Two other events concerning Thoas's involvement in the Trojan War, occurred after the events covered in the Iliad, and are given in other later sources. In the Little Iliad, a poem in the Trojan War Cycle covering the war from the death of Achilles, to the building of the Wooden Horse, Thoas wounds Odysseus, so as to make him unrecognizable on a spy mission inside Troy. Several late sources name Thoas as was one of the Greek warriors who were hidden inside the Wooden Horse.

Thoas is also mentioned in the Odyssey, in a war story told by Odysseus.

===After the war===
Thoas was one of the few Greek leaders to return from the war unharmed. According to some accounts he returned to Aetolia where, presumably, he resumed his rule, while according to others Thoas settled in Italy, in the land of the Brutti.
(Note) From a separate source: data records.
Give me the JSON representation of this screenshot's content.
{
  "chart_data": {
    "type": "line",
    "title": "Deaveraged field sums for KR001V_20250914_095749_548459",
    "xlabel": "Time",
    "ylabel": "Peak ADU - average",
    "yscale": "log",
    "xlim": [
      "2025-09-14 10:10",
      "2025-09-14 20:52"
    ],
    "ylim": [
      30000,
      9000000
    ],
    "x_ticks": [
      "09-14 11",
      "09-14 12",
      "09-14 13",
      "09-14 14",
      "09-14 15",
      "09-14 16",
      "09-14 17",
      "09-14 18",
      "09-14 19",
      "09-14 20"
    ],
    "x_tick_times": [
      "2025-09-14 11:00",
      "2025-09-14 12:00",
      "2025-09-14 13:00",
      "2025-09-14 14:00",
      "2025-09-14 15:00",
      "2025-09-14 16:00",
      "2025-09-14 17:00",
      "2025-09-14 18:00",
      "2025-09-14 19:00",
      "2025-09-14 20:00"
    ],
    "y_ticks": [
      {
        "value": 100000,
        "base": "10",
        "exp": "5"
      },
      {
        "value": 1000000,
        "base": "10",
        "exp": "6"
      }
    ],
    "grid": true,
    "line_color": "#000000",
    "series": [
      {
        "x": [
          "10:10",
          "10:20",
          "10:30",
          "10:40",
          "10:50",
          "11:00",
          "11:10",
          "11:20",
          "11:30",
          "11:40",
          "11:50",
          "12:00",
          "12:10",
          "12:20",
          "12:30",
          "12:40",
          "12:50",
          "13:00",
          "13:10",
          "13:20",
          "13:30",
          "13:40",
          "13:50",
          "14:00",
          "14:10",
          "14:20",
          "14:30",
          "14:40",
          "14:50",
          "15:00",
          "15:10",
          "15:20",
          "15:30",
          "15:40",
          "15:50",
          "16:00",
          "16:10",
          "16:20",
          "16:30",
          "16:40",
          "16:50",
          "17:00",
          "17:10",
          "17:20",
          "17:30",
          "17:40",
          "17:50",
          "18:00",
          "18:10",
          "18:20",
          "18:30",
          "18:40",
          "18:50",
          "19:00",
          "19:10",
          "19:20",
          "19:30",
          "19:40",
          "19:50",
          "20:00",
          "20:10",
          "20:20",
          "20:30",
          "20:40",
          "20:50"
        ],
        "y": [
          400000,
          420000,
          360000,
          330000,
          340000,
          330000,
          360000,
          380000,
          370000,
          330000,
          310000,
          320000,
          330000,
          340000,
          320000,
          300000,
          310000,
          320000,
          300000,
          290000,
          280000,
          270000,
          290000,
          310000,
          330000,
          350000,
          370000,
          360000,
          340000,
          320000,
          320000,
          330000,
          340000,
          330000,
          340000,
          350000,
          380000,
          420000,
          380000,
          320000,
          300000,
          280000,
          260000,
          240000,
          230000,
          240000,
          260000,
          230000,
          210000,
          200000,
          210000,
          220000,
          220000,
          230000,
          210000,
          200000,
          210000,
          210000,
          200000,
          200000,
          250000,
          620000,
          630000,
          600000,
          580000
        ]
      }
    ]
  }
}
Local tradition associated Thoas with the Greek city of Amphissa, the main city of Western Locris. The geographer Pausanias reports seeing a tomb at Amphissa, which was said to be the tomb of Thoas' parents Andraemon and Gorge, and a bronze statue of Athena in her temple on the acropolis of Amphissa, that was said to have been brought back from Troy by Thoas as a spoil of war. Apollodorus reports that according to some, after Odysseus was exiled from Ithaca in punishment for his killing the suitors of Penelope, he sought refuge with Thoas in Aetolia. There he married Thoas' daughter, had a son Leontophonus with her, and died of old age.